At meal time Oikle doctors up the salad with a hard-boiled egg (he takes a ration of four every week) he peels and slices up, baggies of sliced cucumbers and tomatoes and maybe some cheese and cut-up roast or pork chops, also stored separately. He uses fat-free dressing or rice vinegar.

“I can eat a lot of salads before I get tired of them,” he says.

During the week Joyce cooks a few more veggies and meat than she needs for her suppers, packs the extra, with a half-cup of noodles or brown rice in tin trays she buys at the Dollar Store and stores them in the freezer.

On departure day Bernie picks out four suppers; the choice ranges from bean and ham, fish, roast beef, roast pork, turkey, pork chops or even lasagne, his favourite, in any given week.

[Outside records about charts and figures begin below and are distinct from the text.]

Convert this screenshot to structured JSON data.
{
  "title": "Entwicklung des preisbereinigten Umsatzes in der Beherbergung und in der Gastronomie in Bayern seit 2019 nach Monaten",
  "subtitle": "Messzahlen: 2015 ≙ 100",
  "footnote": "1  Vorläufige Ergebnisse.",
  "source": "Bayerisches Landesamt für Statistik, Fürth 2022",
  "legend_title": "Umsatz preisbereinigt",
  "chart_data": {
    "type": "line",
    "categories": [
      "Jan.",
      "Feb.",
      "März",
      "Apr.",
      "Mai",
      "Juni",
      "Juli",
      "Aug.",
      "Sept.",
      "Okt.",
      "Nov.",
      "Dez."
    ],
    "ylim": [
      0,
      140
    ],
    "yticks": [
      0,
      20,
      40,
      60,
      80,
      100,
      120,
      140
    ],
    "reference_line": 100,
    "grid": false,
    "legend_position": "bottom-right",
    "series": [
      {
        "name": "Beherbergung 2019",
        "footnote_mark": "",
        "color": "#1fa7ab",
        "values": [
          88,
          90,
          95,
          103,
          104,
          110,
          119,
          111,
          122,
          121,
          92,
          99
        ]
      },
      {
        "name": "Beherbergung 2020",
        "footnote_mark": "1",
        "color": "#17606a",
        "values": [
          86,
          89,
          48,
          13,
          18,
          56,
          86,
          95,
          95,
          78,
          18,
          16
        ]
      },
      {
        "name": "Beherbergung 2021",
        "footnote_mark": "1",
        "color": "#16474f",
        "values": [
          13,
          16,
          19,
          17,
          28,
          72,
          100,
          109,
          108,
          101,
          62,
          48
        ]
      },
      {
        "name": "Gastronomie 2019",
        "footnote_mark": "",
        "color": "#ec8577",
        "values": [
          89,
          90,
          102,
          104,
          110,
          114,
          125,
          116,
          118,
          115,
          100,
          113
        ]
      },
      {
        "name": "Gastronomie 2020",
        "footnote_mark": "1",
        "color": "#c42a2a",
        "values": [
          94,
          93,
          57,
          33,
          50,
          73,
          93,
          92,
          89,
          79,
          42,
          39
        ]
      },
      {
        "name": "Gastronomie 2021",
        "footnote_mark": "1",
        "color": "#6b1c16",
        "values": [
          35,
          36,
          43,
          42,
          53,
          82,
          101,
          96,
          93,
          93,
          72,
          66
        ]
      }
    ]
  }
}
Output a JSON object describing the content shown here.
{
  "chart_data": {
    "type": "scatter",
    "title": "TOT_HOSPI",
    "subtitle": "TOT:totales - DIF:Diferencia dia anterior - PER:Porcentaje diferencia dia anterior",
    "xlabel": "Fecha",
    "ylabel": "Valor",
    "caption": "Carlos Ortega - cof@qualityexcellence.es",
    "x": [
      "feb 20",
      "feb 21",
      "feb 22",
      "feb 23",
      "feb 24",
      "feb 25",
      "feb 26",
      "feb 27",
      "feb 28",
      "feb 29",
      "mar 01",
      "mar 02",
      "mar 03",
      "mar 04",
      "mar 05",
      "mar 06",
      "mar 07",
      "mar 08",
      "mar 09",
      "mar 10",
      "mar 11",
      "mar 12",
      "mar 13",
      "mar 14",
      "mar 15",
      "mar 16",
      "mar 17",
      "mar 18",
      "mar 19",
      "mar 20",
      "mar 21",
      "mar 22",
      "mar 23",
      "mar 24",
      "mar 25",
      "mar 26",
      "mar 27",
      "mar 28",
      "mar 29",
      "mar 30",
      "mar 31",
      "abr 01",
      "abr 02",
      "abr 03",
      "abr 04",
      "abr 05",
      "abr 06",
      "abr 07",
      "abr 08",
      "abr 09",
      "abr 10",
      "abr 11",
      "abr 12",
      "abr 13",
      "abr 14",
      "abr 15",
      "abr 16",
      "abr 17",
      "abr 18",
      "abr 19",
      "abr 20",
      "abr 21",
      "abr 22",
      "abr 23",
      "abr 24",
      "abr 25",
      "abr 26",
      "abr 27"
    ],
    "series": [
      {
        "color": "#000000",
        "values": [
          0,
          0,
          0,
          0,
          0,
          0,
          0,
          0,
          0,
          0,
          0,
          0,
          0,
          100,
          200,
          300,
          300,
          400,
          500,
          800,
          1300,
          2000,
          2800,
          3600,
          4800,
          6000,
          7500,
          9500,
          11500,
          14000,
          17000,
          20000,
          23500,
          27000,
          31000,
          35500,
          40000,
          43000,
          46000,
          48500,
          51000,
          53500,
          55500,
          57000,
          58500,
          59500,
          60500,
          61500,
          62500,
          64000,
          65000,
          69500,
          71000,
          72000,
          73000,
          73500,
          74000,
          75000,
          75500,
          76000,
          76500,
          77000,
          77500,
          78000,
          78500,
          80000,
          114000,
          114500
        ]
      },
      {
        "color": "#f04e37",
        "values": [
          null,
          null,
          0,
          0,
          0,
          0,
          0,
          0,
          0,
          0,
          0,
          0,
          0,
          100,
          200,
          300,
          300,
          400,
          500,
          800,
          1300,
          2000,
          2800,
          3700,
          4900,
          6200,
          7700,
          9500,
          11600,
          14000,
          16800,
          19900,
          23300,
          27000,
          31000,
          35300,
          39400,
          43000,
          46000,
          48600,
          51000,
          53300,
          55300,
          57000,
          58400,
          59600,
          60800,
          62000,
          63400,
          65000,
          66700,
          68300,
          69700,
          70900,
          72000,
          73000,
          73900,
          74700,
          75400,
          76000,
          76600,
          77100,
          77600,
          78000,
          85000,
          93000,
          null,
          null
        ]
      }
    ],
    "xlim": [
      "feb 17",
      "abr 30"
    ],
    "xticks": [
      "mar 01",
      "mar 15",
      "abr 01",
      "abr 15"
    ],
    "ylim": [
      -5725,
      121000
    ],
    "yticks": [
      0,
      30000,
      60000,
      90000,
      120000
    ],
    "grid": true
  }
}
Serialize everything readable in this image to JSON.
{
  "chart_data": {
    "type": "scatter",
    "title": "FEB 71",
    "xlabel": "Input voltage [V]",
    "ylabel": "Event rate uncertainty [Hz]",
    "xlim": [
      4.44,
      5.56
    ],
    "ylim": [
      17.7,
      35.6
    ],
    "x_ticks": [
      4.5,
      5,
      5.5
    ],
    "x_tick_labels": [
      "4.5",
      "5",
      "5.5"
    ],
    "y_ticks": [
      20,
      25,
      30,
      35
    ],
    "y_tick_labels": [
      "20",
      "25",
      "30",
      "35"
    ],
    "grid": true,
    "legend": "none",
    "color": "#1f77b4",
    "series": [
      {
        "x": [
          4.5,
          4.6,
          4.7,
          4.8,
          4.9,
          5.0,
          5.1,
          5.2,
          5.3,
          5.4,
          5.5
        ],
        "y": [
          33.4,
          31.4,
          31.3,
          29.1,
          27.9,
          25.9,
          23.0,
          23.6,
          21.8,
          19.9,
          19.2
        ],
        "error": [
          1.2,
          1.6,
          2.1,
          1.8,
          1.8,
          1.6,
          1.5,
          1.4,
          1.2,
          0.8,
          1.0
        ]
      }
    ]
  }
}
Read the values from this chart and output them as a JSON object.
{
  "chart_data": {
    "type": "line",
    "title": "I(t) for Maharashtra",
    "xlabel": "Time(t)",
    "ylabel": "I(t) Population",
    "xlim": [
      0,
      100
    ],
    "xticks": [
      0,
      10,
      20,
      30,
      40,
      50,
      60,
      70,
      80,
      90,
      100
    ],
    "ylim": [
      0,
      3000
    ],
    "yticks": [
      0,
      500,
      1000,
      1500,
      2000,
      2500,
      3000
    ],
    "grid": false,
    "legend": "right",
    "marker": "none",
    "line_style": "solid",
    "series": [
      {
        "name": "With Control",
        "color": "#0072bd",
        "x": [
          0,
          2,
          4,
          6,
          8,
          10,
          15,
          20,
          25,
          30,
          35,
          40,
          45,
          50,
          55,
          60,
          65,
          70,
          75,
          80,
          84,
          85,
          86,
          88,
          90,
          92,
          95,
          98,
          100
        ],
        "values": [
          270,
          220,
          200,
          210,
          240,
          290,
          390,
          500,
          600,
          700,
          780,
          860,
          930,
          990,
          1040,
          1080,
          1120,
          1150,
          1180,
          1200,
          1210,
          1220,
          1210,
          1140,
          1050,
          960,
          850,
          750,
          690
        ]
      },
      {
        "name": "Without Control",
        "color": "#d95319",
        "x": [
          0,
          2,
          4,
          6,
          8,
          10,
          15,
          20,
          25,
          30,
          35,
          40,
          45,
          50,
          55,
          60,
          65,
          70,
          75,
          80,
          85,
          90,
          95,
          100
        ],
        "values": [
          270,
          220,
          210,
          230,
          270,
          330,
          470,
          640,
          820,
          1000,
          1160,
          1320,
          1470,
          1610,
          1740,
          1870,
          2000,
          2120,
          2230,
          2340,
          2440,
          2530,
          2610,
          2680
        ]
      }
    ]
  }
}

Not everything works though. Cream of chicken soup with the veggies was axed, and potatoes, in addition to being a rather pointless food, do not freeze well.

For desserts or the odd snack Bernie likes fruit or yogurt.

“You never get tired of low-fat peach yogurt. Throw a little fruit in that and you get a nice sweet dessert and low calories.”

Oikle stays away from bread now, and has given up his gallon-or-so of orange juice (too much useless sugar) a week in favour of water and fruit – cheaper and healthier.

He does sin occasionally.

“Once in awhile I will hit a vending machine or catering truck for date turnovers. You can’t resist that,” he says. Oikle has a couple of pointers to help a fellow stick to his home meal plan.

“You want something easy to prepare. You don’t want to be in your truck slicing and dicing. You don’t want to be prepping anything.”

And probably the biggest challenge to sticking to a home meal plan is to always have food you can look forward to eating, he adds.

“If you’ve got to eat something you don’t want to eat, it is going to be a drag.”

Variety is really important, adds Joyce, who also counsels, “And when you do get tired of it, take a break. Don’t deprive yourself. Eat that restaurant meal, but eat healthier. Pick the better stuff from the buffet.”